The volume of a sphere is 48 m^3 what is the volume of a cylinder if its radius is the same as the spheres, and its height is equal to the spheres diameter?
The volume of a sphere is given by the formula V = (4/3)πr^3, where r is the radius. We are given that the volume of the sphere is 48 m^3.
48 = (4/3)πr^3
To find the radius of the sphere, we can rearrange the equation:
r^3 = (3/4)(48/π)
r^3 = 36
r = ∛36 ≈ 3.301 m (rounded to 3 decimal places)
The radius of the cylinder is also given as 3.301 m.
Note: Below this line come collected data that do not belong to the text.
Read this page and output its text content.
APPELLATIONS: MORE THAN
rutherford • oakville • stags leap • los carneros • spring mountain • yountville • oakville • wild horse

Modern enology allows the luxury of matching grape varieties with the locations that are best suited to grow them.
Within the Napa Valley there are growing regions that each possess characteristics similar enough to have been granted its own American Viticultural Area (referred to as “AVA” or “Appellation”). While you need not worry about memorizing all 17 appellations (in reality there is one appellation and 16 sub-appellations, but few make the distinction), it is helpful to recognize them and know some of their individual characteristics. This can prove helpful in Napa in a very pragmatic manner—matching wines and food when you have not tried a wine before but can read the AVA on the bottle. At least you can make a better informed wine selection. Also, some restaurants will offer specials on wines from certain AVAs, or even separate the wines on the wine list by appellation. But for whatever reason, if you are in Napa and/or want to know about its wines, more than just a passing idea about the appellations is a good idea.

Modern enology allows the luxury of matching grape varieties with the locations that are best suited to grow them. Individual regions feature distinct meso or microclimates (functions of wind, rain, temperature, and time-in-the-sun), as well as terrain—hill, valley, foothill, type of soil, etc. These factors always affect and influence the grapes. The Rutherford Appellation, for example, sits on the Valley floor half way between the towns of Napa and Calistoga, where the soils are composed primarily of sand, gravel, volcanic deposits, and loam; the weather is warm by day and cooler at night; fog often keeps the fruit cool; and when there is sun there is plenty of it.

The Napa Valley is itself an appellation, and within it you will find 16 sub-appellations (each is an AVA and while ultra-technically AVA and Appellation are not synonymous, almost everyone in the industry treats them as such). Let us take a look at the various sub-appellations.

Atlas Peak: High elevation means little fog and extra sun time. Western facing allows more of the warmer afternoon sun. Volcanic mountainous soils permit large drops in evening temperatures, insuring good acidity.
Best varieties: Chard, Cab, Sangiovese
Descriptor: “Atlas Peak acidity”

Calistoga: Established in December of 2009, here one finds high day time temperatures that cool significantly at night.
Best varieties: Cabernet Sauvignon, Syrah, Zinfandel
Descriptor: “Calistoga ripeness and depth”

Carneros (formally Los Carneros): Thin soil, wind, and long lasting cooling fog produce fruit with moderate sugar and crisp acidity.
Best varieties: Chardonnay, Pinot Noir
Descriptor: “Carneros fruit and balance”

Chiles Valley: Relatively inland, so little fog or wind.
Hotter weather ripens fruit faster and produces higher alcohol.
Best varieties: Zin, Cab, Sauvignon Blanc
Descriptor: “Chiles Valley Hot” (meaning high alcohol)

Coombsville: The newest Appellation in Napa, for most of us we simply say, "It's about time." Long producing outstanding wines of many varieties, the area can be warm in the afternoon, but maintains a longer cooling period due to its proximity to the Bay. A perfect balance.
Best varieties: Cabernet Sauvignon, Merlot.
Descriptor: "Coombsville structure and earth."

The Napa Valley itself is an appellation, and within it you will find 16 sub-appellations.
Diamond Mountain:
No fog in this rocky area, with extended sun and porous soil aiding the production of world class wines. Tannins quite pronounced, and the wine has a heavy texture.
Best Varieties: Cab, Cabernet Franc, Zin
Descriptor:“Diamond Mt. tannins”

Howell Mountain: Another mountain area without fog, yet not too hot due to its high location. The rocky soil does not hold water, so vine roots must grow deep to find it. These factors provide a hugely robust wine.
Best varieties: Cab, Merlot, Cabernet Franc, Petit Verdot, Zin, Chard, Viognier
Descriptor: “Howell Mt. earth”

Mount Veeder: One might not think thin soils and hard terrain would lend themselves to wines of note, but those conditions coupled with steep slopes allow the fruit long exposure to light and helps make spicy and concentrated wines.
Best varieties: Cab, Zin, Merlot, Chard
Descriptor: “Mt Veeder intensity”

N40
Now, let's find the height of the cylinder. We are given that the height is equal to the sphere's diameter, which is twice the radius:
Height of cylinder = 2 * r ≈ 2 * 3.301 m = 6.602 m (rounded to 3 decimal places)
The volume of a cylinder is given by the formula V = πr^2h, where r is the radius and h is the height.
Volume of cylinder = π * (3.301 m)^2 * 6.602 m
≈ π * 10.888 m^2 * 6.602 m
≈ 226.195 m^3 (rounded to 3 decimal places)
Therefore, the volume of the cylinder is approximately 226.195 m^3.